I was at my polling place before 7 am to find a line of over one hundred people--unprecedented. Usually I'm one of two or three with no wait.
The eight years under George Bush have been so long! As I said to a few neighbors and friends I found in line, "At last we can vote the #%@&# out!"
About 100 feet away, I met a volunteer handing me a card explaining why I should vote no on Proposition 8.
"Yes, I plan to vote no," I assured him. I didn't explain that yesterday I spent a few hours with a man from New York who had flown to LA to do exactly what he was doing: working against Prop. 8, including offering information to voters today as they walked toward the lines to vote. (See my other blog, http://www.beachwalkinginsm.blogspot.com/. )

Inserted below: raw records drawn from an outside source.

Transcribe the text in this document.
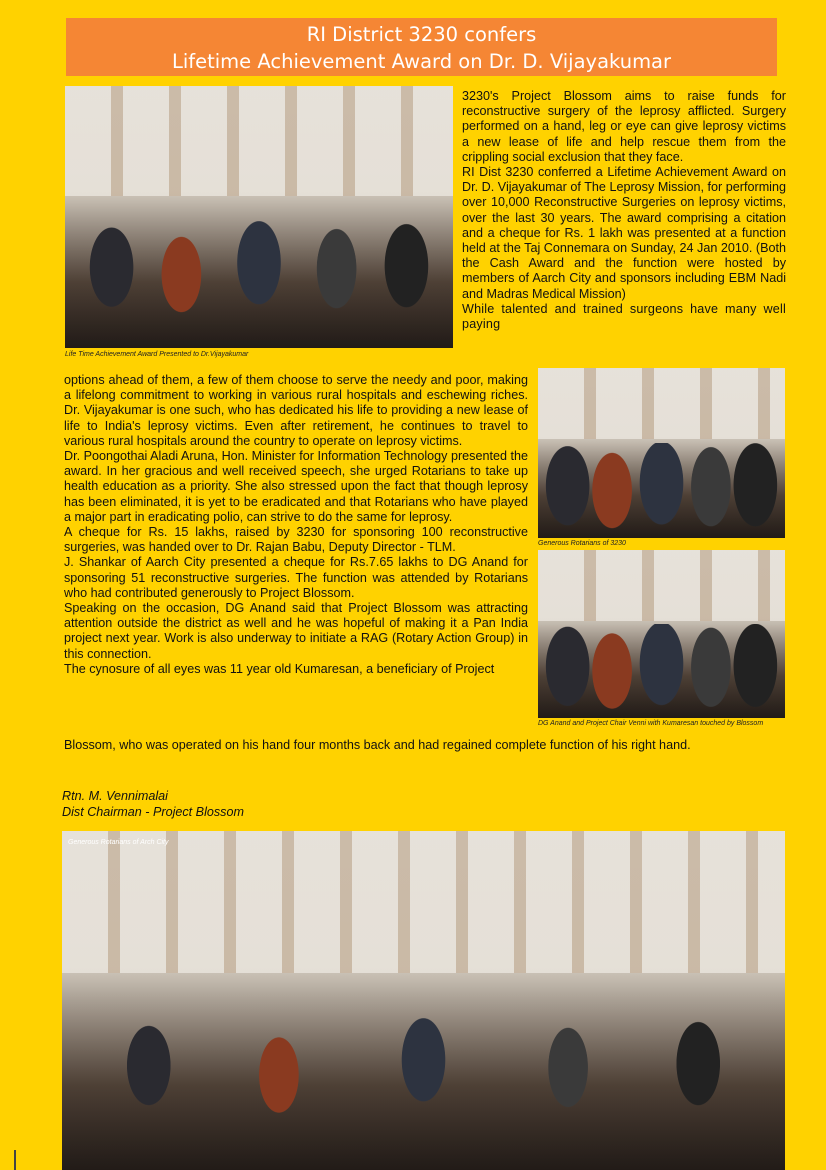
RI District 3230 confers
Lifetime Achievement Award on Dr. D. Vijayakumar
Life Time Achievement Award Presented to Dr.Vijayakumar
Generous Rotarians of 3230
DG Anand and Project Chair Venni with Kumaresan touched by Blossom

3230's Project Blossom aims to raise funds for reconstructive surgery of the leprosy afflicted. Surgery performed on a hand, leg or eye can give leprosy victims a new lease of life and help rescue them from the crippling social exclusion that they face.

RI Dist 3230 conferred a Lifetime Achievement Award on Dr. D. Vijayakumar of The Leprosy Mission, for performing over 10,000 Reconstructive Surgeries on leprosy victims, over the last 30 years. The award comprising a citation and a cheque for Rs. 1 lakh was presented at a function held at the Taj Connemara on Sunday, 24 Jan 2010. (Both the Cash Award and the function were hosted by members of Aarch City and sponsors including EBM Nadi and Madras Medical Mission)

While talented and trained surgeons have many well paying

options ahead of them, a few of them choose to serve the needy and poor, making a lifelong commitment to working in various rural hospitals and eschewing riches. Dr. Vijayakumar is one such, who has dedicated his life to providing a new lease of life to India's leprosy victims. Even after retirement, he continues to travel to various rural hospitals around the country to operate on leprosy victims.

Dr. Poongothai Aladi Aruna, Hon. Minister for Information Technology presented the award. In her gracious and well received speech, she urged Rotarians to take up health education as a priority. She also stressed upon the fact that though leprosy has been eliminated, it is yet to be eradicated and that Rotarians who have played a major part in eradicating polio, can strive to do the same for leprosy.

A cheque for Rs. 15 lakhs, raised by 3230 for sponsoring 100 reconstructive surgeries, was handed over to Dr. Rajan Babu, Deputy Director - TLM.

J. Shankar of Aarch City presented a cheque for Rs.7.65 lakhs to DG Anand for sponsoring 51 reconstructive surgeries. The function was attended by Rotarians who had contributed generously to Project Blossom.

Speaking on the occasion, DG Anand said that Project Blossom was attracting attention outside the district as well and he was hopeful of making it a Pan India project next year. Work is also underway to initiate a RAG (Rotary Action Group) in this connection.

The cynosure of all eyes was 11 year old Kumaresan, a beneficiary of Project

Blossom, who was operated on his hand four months back and had regained complete function of his right hand.
Rtn. M. Vennimalai
Dist Chairman - Project Blossom
Generous Rotarians of Arch City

It took me 45 minutes to get in the door, 10 minutes to vote with the Inka-Ballot system and get out, but I accidentally marked Prop. 11 (redistricting by a committee) as a no, voting with the Democratic Party recommendation, when I had changed my mind to vote yes with the League of Women Voters.
Warning to others who make a mistake while voting: just take your ballot back and get a new one.
Instead I inked the "yes" circle next to the "no" mistake, thus making my ballot unreadable by machine. It will have to be handcounted, an event I had sought to avoid by not using a mail-in ballot.
The pollworker offered me the chance to start over with a clean ballot, but I decided not to do that. I will just hope that the voting is not that close on any of the propositions so that when my vote it counted does not really matter.
Driving home I noticed a "Yes on 8" sign that had sprouted in some ivy near a curb, not in anyone's yard. I stopped to pull it out.
If a sign stands in someone's yard, that person has a right to free speech and to post a sign. But signs that people just strew around town on public property I feel entitled to remove.
I stuffed it in my recycle bin along with the 6-7 others I pulled down yesterday in Northridge. May the "Yes on 8" anti-gay signs eventually become composted into acceptance of same-sex relationships in our society, including the right to marriage.